In my individual counselling work I use an integrated combination of theories and modalities including: arts-based inquiry, mindfulness, narrative therapy, trauma-informed practice and grief and loss processing.
The arts therapies are a form of psychotherapy utilising creative modalities, to improve and inform physical, mental and emotional well-being. They differ from traditional art-making or performance in that the emphasis is on the process of creating and meaning-making, rather than on the end product. The arts therapies can help people to resolve conflicts, develop interpersonal skills, manage behaviour, reduce stress, increase self-esteem and achieve insight. Art and arts therapy can encourage clients to:
- express feelings that may be difficult to verbalise
- explore their imagination and creativity
- develop healthy coping skills and focus
- improve self-esteem and confidence
- identify and clarify issues and concerns
- increase communication skills
- share in a safe nurturing environment
- improve motor skills and physical co-ordination
- identify blocks to emotional expression and personal growth.
Art therapies work by accessing imagination and creativity qualities, which all human beings possess in order to generate new models of living, and contribute to the development of a more integrated sense of self.
Asking people to reflect on their own creative work is an important part of an art or arts therapy process because it is understood that each individual brings his/her own cultural influences and personal experiences to their creative process. Client and therapist work in a collaborative manner aimed at empowering the person to discover their own meaning-making and to reach his/her fullest potential.
Narrative therapy understands that people are the experts in their own lives and that people hold within them the answers and guidance they need, even when it feels that they do not. Narrative therapists inquire with people into their lived experiences with respectful curiosity, aiming to walk alongside, helping them to find their own answers.
The person is never the problem the problem is the problem. Narrative therapy views people as separate from the problems they experience. Combining arts based practices we can also use representations to visually separate the problem from the person, noticing and naming the values and attributes the problem holds and do we or don’t we still want them around.
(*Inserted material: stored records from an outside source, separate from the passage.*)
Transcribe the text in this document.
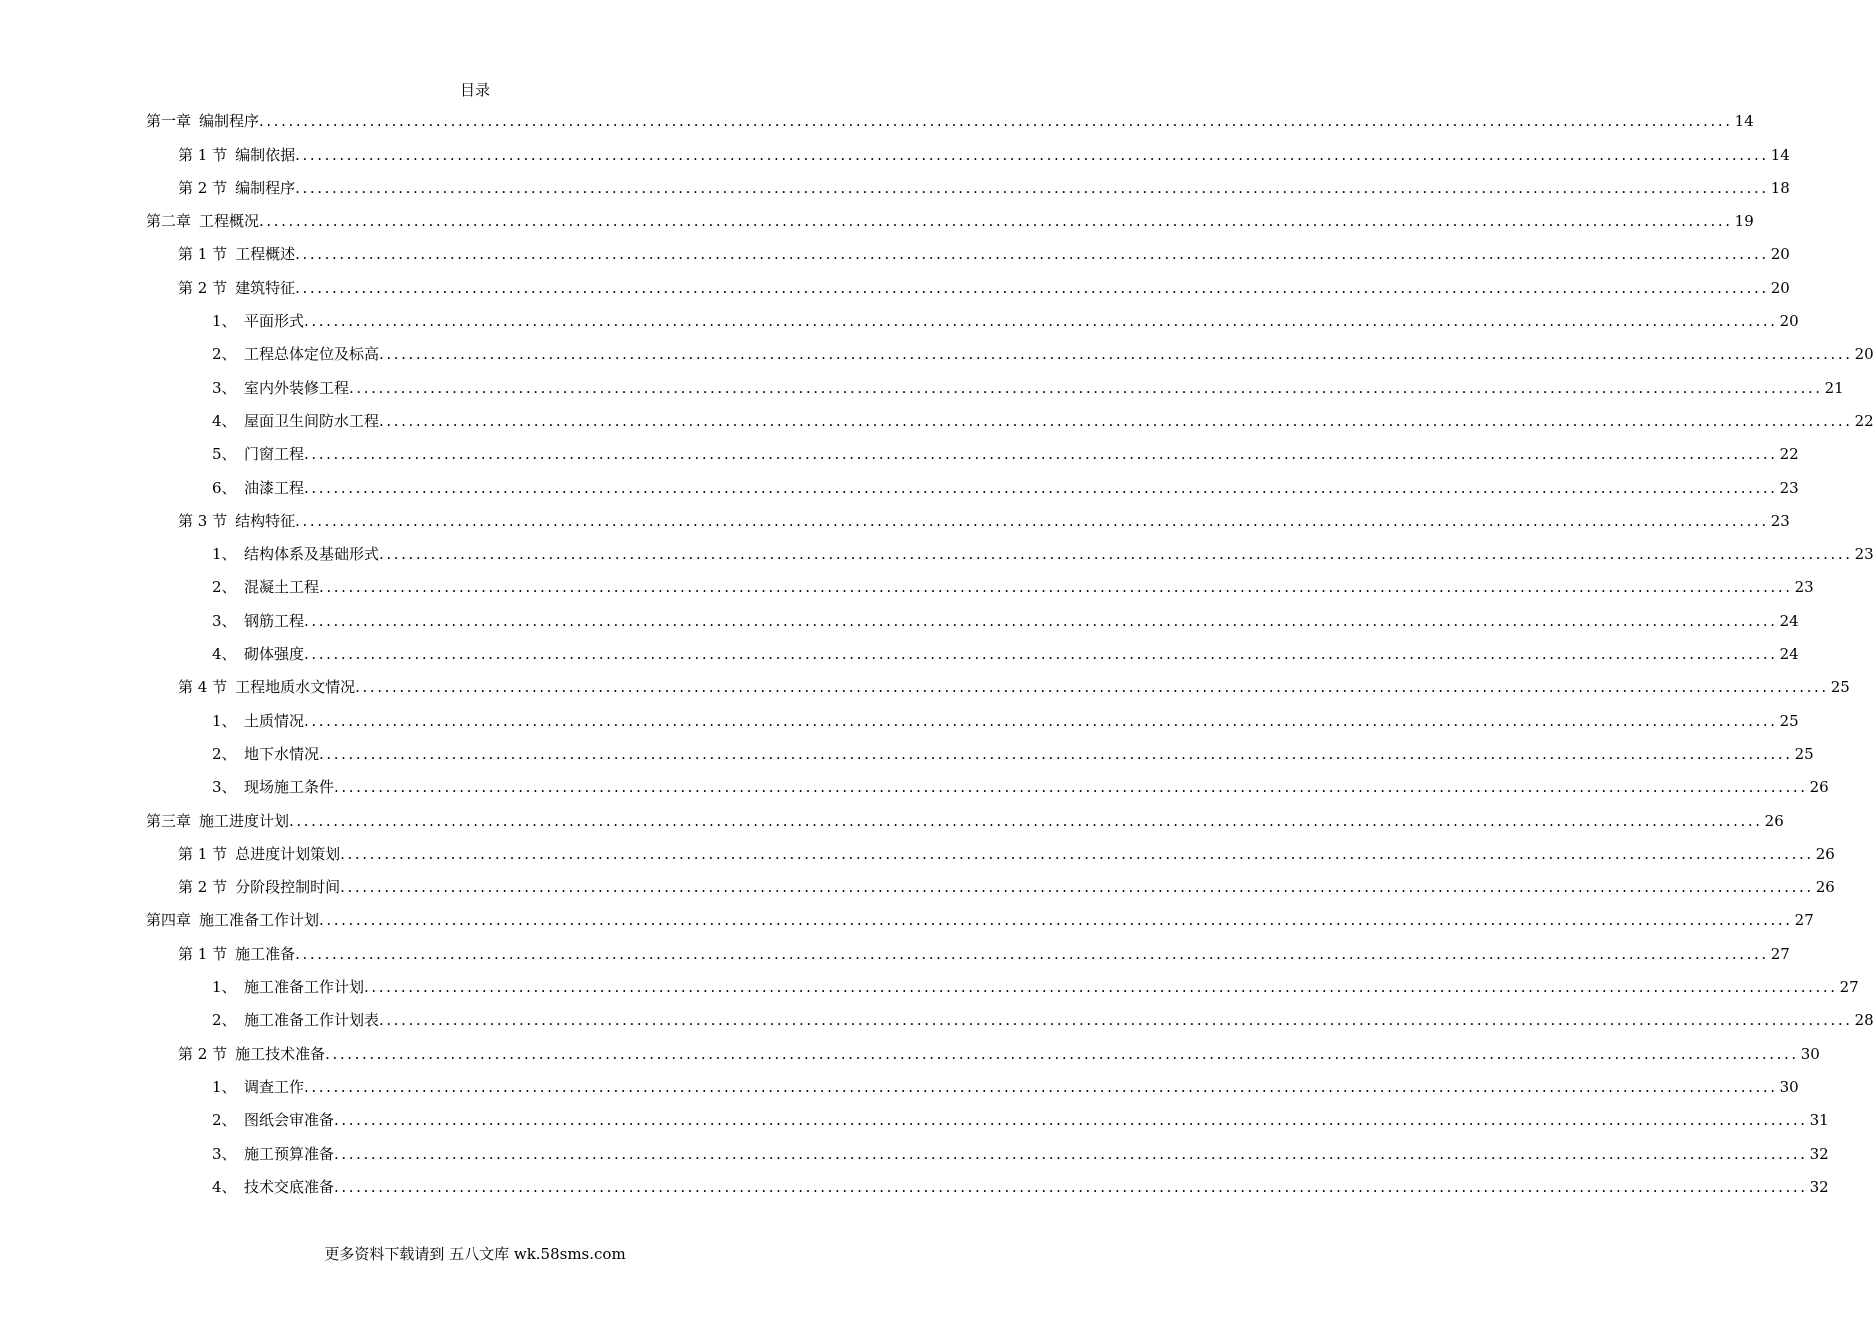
目录
第一章 编制程序 ........................................................................................................................................................................................................ 14
第 1 节 编制依据 ........................................................................................................................................................................................................ 14
第 2 节 编制程序 ........................................................................................................................................................................................................ 18
第二章 工程概况 ........................................................................................................................................................................................................ 19
第 1 节 工程概述 ........................................................................................................................................................................................................ 20
第 2 节 建筑特征 ........................................................................................................................................................................................................ 20
1、 平面形式 ........................................................................................................................................................................................................ 20
2、 工程总体定位及标高 ........................................................................................................................................................................................................ 20
3、 室内外装修工程 ........................................................................................................................................................................................................ 21
4、 屋面卫生间防水工程 ........................................................................................................................................................................................................ 22
5、 门窗工程 ........................................................................................................................................................................................................ 22
6、 油漆工程 ........................................................................................................................................................................................................ 23
第 3 节 结构特征 ........................................................................................................................................................................................................ 23
1、 结构体系及基础形式 ........................................................................................................................................................................................................ 23
2、 混凝土工程 ........................................................................................................................................................................................................ 23
3、 钢筋工程 ........................................................................................................................................................................................................ 24
4、 砌体强度 ........................................................................................................................................................................................................ 24
第 4 节 工程地质水文情况 ........................................................................................................................................................................................................ 25
1、 土质情况 ........................................................................................................................................................................................................ 25
2、 地下水情况 ........................................................................................................................................................................................................ 25
3、 现场施工条件 ........................................................................................................................................................................................................ 26
第三章 施工进度计划 ........................................................................................................................................................................................................ 26
第 1 节 总进度计划策划 ........................................................................................................................................................................................................ 26
第 2 节 分阶段控制时间 ........................................................................................................................................................................................................ 26
第四章 施工准备工作计划 ........................................................................................................................................................................................................ 27
第 1 节 施工准备 ........................................................................................................................................................................................................ 27
1、 施工准备工作计划 ........................................................................................................................................................................................................ 27
2、 施工准备工作计划表 ........................................................................................................................................................................................................ 28
第 2 节 施工技术准备 ........................................................................................................................................................................................................ 30
1、 调查工作 ........................................................................................................................................................................................................ 30
2、 图纸会审准备 ........................................................................................................................................................................................................ 31
3、 施工预算准备 ........................................................................................................................................................................................................ 32
4、 技术交底准备 ........................................................................................................................................................................................................ 32
更多资料下载请到 五八文库 wk.58sms.com
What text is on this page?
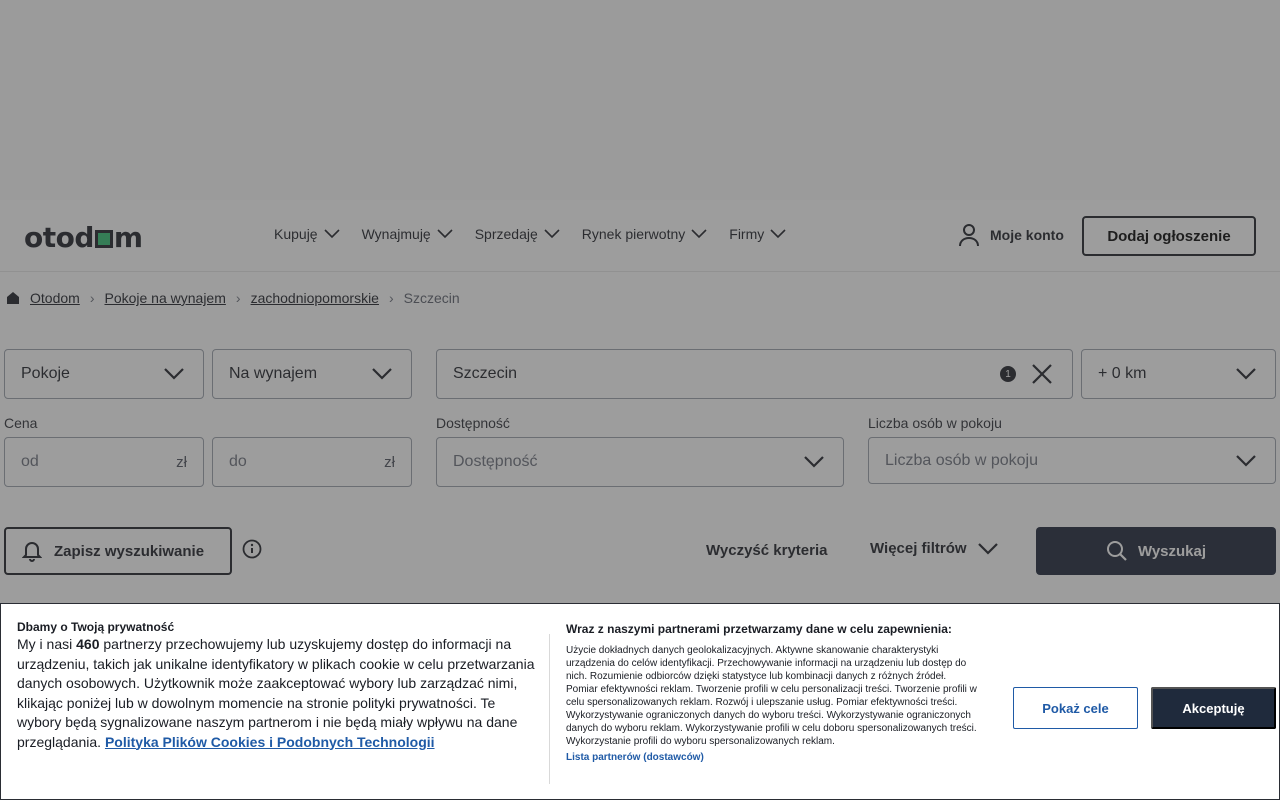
Dbamy o Twoją prywatność
My i nasi 460 partnerzy przechowujemy lub uzyskujemy dostęp do informacji na urządzeniu, takich jak unikalne identyfikatory w plikach cookie w celu przetwarzania danych osobowych. Użytkownik może zaakceptować wybory lub zarządzać nimi, klikając poniżej lub w dowolnym momencie na stronie polityki prywatności. Te wybory będą sygnalizowane naszym partnerom i nie będą miały wpływu na dane przeglądania. Polityka Plików Cookies i Podobnych Technologii
Wraz z naszymi partnerami przetwarzamy dane w celu zapewnienia:
Użycie dokładnych danych geolokalizacyjnych. Aktywne skanowanie charakterystyki
urządzenia do celów identyfikacji. Przechowywanie informacji na urządzeniu lub dostęp do
nich. Rozumienie odbiorców dzięki statystyce lub kombinacji danych z różnych źródeł.
Pomiar efektywności reklam. Tworzenie profili w celu personalizacji treści. Tworzenie profili w
celu spersonalizowanych reklam. Rozwój i ulepszanie usług. Pomiar efektywności treści.
Wykorzystywanie ograniczonych danych do wyboru treści. Wykorzystywanie ograniczonych
danych do wyboru reklam. Wykorzystywanie profili w celu doboru spersonalizowanych treści.
Wykorzystanie profili do wyboru spersonalizowanych reklam.
Lista partnerów (dostawców)
Pokaż cele	Akceptuję
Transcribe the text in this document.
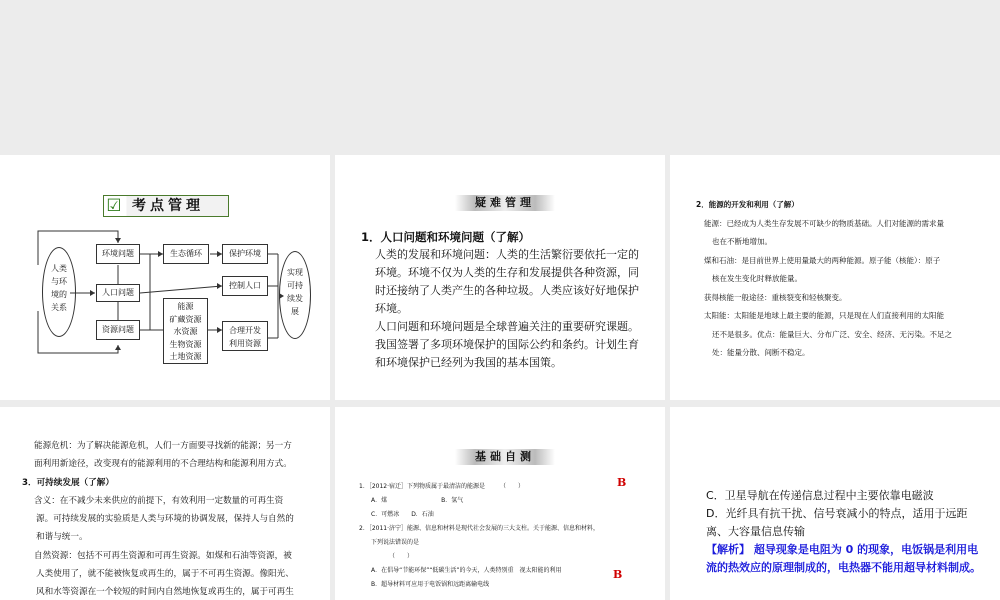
☑ 考点管理
人类
与环
境的
关系
环境问题
人口问题
资源问题
生态循环	保护环境
控制人口
能源
矿藏资源
水资源
生物资源
土地资源
合理开发
利用资源
实现
可持
续发
展
疑难管理
1．人口问题和环境问题（了解）
人类的发展和环境问题：人类的生活繁衍要依托一定的
环境。环境不仅为人类的生存和发展提供各种资源，同
时还接纳了人类产生的各种垃圾。人类应该好好地保护
环境。
人口问题和环境问题是全球普遍关注的重要研究课题。
我国签署了多项环境保护的国际公约和条约。计划生育
和环境保护已经列为我国的基本国策。

2．能源的开发和利用（了解）

能源：已经成为人类生存发展不可缺少的物质基础。人们对能源的需求量

也在不断地增加。

煤和石油：是目前世界上使用量最大的两种能源。原子能（核能）：原子

核在发生变化时释放能量。

获得核能一般途径：重核裂变和轻核聚变。

太阳能：太阳能是地球上最主要的能源，只是现在人们直接利用的太阳能

还不是很多。优点：能量巨大、分布广泛、安全、经济、无污染。不足之

处：能量分散、间断不稳定。

能源危机：为了解决能源危机，人们一方面要寻找新的能源；另一方
面利用新途径，改变现有的能源利用的不合理结构和能源利用方式。
3．可持续发展（了解）
含义：在不减少未来供应的前提下，有效利用一定数量的可再生资
源。可持续发展的实验质是人类与环境的协调发展，保持人与自然的
和谐与统一。
自然资源：包括不可再生资源和可再生资源。如煤和石油等资源，被
人类使用了，就不能被恢复或再生的，属于不可再生资源。像阳光、
风和水等资源在一个较短的时间内自然地恢复或再生的，属于可再生
基础自测

1．［2012·宿迁］下列物质属于最清洁的能源是　　　（　　）

A．煤　　　　　　　　　B．氢气

C．可燃冰　　D．石油

2．［2011·济宁］能源、信息和材料是现代社会发展的三大支柱。关于能源、信息和材料，

下列说法错误的是

（　　）

A．在倡导“节能环保”“低碳生活”的今天，人类特别重　视太阳能的利用

B．超导材料可应用于电饭锅和远距离输电线

B
B

C．卫星导航在传递信息过程中主要依靠电磁波

D．光纤具有抗干扰、信号衰减小的特点，适用于远距

离、大容量信息传输

【解析】 超导现象是电阻为 0 的现象，电饭锅是利用电

流的热效应的原理制成的，电热器不能用超导材料制成。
Narrative therapy understands that people have many stories about their lived experiences, some of which are about problems and some of which are about skills, qualities, resources and the things, which give their lives alternative meaning.
Trauma informed practice
Trauma informed practice engages some key principals in its framework. Establishing a safe physical and emotional environment. It also aims to understand how cultural context influences perception of and response to traumatic events and the recovery process. Supporting those living with the impacts of trauma to regain a sense of control over their daily lives and develop strategies that will strengthen their sense of autonomy. It engages a collaborative, relational approach. It is based in an understanding that the impacts of trauma can include loss of relationship, a fractured or depleted sense of self and an at times complex bag of physical, emotional and cognitive consequences.
Trauma informed practise also uses psycho-education, reflecting on how trauma affects the neurobiology and explores why people develop their own, at times unique, coping strategies.
Mindfulness techniques can be useful to begin to recognize thoughts are just that, thoughts. There are times when they can be more harassing or intrusive than others but it is possible to begin to tolerate what can often be experienced as intolerable.
Noticing breath and how it enters and moves through our body, as well as simply feeling our feet as they push into the floor can bring us back to the here and now. To come back to the present engaging our senses we can more easily notice thoughts without the usual judgments. Finding ways to be in the moment neither trying to push away the unpleasant nor to grasp at the pleasant.
As we become more able to experience thoughts without judgment about their why or wherefore, we become freer to observe our internal processes more objectively. It is as if we are watching the stream of consciousness rather than swimming in it.
Grief and loss processing
Themes and issues that might be explored in individual counselling include:
Life transitions, trauma and related impacts, grief and loss, depression and anxiety, and personal relationship difficulties.
I offer individual and small group supervision and debriefing sessions, in which I utilise both language and arts-based opportunities for reflection and expression.